The ruins of Ephesus contain a Church of Our Lady dating from the second century. "In that time, no church would be dedicated to a sacred person unless the person lived in that area," says Fr Tarcy.
Before she died in 1824, Anna Katharina Emmerich, a German nun, had a vision in which she described Meryem Ana. In 1891, two Lazarist priests used records of her vision to locate the site.
Greek Orthodox Christians in the nearby village of Sirince told them they went to the house every August 15th to celebrate what they call the Dormition.
It gained notoriety as a place of pilgrimage when Pope Pious XII turned the Assumption of the Virgin into Church dogma in 1950.

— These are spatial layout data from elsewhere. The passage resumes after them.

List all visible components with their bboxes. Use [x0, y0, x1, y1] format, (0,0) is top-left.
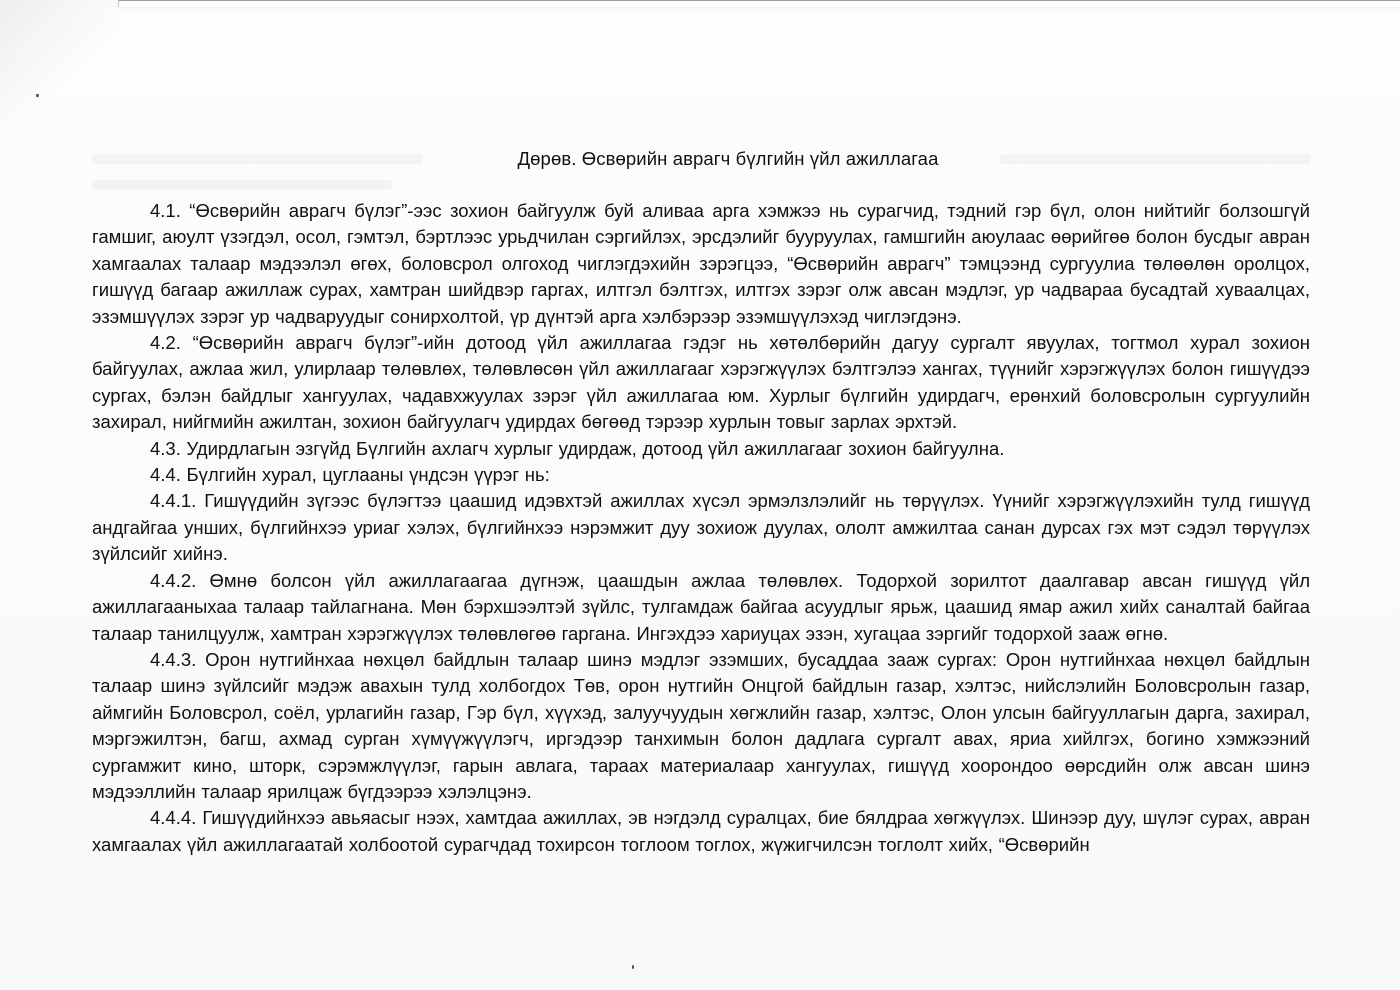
- paragraph-4-1: 4.1. “Өсвөрийн аврагч бүлэг”-ээс зохион байгуулж буй аливаа арга хэмжээ нь сурагчид, тэдний гэр бүл, олон нийтийг болзошгүй гамшиг, аюулт үзэгдэл, осол, гэмтэл, бэртлээс урьдчилан сэргийлэх, эрсдэлийг бууруулах, гамшгийн аюулаас өөрийгөө болон бусдыг авран хамгаалах талаар мэдээлэл өгөх, боловсрол олгоход чиглэгдэхийн зэрэгцээ, “Өсвөрийн аврагч” тэмцээнд сургуулиа төлөөлөн оролцох, гишүүд багаар ажиллаж сурах, хамтран шийдвэр гаргах, илтгэл бэлтгэх, илтгэх зэрэг олж авсан мэдлэг, ур чадвараа бусадтай хуваалцах, эзэмшүүлэх зэрэг ур чадваруудыг сонирхолтой, үр дүнтэй арга хэлбэрээр эзэмшүүлэхэд чиглэгдэнэ.: [92, 200, 1310, 327]
- paragraph-4-3: 4.3. Удирдлагын эзгүйд Бүлгийн ахлагч хурлыг удирдаж, дотоод үйл ажиллагааг зохион байгуулна.: [150, 437, 1005, 459]
- paragraph-4-4: 4.4. Бүлгийн хурал, цуглааны үндсэн үүрэг нь:: [150, 464, 550, 486]
- bleed-through-line: [92, 180, 392, 190]
- scan-speck: [632, 965, 634, 969]
- section-heading: Дөрөв. Өсвөрийн аврагч бүлгийн үйл ажиллагаа: [517, 148, 939, 169]
- paragraph-4-4-1: 4.4.1. Гишүүдийн зүгээс бүлэгтээ цаашид идэвхтэй ажиллах хүсэл эрмэлзлэлийг нь төрүүлэх. Үүнийг хэрэгжүүлэхийн тулд гишүүд андгайгаа унших, бүлгийнхээ уриаг хэлэх, бүлгийнхээ нэрэмжит дуу зохиож дуулах, ололт амжилтаа санан дурсах гэх мэт сэдэл төрүүлэх зүйлсийг хийнэ.: [92, 490, 1310, 565]
- paragraph-4-4-3: 4.4.3. Орон нутгийнхаа нөхцөл байдлын талаар шинэ мэдлэг эзэмших, бусаддаа зааж сургах: Орон нутгийнхаа нөхцөл байдлын талаар шинэ зүйлсийг мэдэж авахын тулд холбогдох Төв, орон нутгийн Онцгой байдлын газар, хэлтэс, нийслэлийн Боловсролын газар, аймгийн Боловсрол, соёл, урлагийн газар, Гэр бүл, хүүхэд, залуучуудын хөгжлийн газар, хэлтэс, Олон улсын байгууллагын дарга, захирал, мэргэжилтэн, багш, ахмад сурган хүмүүжүүлэгч, иргэдээр танхимын болон дадлага сургалт авах, яриа хийлгэх, богино хэмжээний сургамжит кино, шторк, сэрэмжлүүлэг, гарын авлага, тараах материалаар хангуулах, гишүүд хоорондоо өөрсдийн олж авсан шинэ мэдээллийн талаар ярилцаж бүгдээрээ хэлэлцэнэ.: [92, 648, 1310, 802]
- paragraph-4-4-2: 4.4.2. Өмнө болсон үйл ажиллагаагаа дүгнэж, цаашдын ажлаа төлөвлөх. Тодорхой зорилтот даалгавар авсан гишүүд үйл ажиллагааныхаа талаар тайлагнана. Мөн бэрхшээлтэй зүйлс, тулгамдаж байгаа асуудлыг ярьж, цаашид ямар ажил хийх саналтай байгаа талаар танилцуулж, хамтран хэрэгжүүлэх төлөвлөгөө гаргана. Ингэхдээ хариуцах эзэн, хугацаа зэргийг тодорхой зааж өгнө.: [92, 569, 1310, 644]
- paragraph-4-2: 4.2. “Өсвөрийн аврагч бүлэг”-ийн дотоод үйл ажиллагаа гэдэг нь хөтөлбөрийн дагуу сургалт явуулах, тогтмол хурал зохион байгуулах, ажлаа жил, улирлаар төлөвлөх, төлөвлөсөн үйл ажиллагааг хэрэгжүүлэх бэлтгэлээ хангах, түүнийг хэрэгжүүлэх болон гишүүдээ сургах, бэлэн байдлыг хангуулах, чадавхжуулах зэрэг үйл ажиллагаа юм. Хурлыг бүлгийн удирдагч, ерөнхий боловсролын сургуулийн захирал, нийгмийн ажилтан, зохион байгуулагч удирдах бөгөөд тэрээр хурлын товыг зарлах эрхтэй.: [92, 332, 1310, 433]
- paper-top-edge: [118, 0, 1400, 7]
- page-corner-shadow: [0, 0, 118, 130]
- scan-speck: [36, 94, 39, 97]
- paragraph-4-4-4: 4.4.4. Гишүүдийнхээ авьяасыг нээх, хамтдаа ажиллах, эв нэгдэлд суралцах, бие бялдраа хөгжүүлэх. Шинээр дуу, шүлэг сурах, авран хамгаалах үйл ажиллагаатай холбоотой сурагчдад тохирсон тоглоом тоглох, жүжигчилсэн тоглолт хийх, “Өсвөрийн: [92, 807, 1310, 855]
- document-body: [92, 198, 1310, 858]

Fr Tarcy bears a resemblance to Mahatma Gandhi, whom he often quotes in his sermons. There's an eastern flavour to the priest's philosophy: "We are not human beings trying to be spiritual, but spiritual beings called to live human lives," he says. Ultimately, "The evidence means little to me," Fr Tarcy concludes. For him, Mary was "the cosmic mother," and he believes this was her house "because thousands and thousands of people have come here and experienced something.
"That tells me that a person of high spirituality lived here, and that it was a woman, and that she was a mother."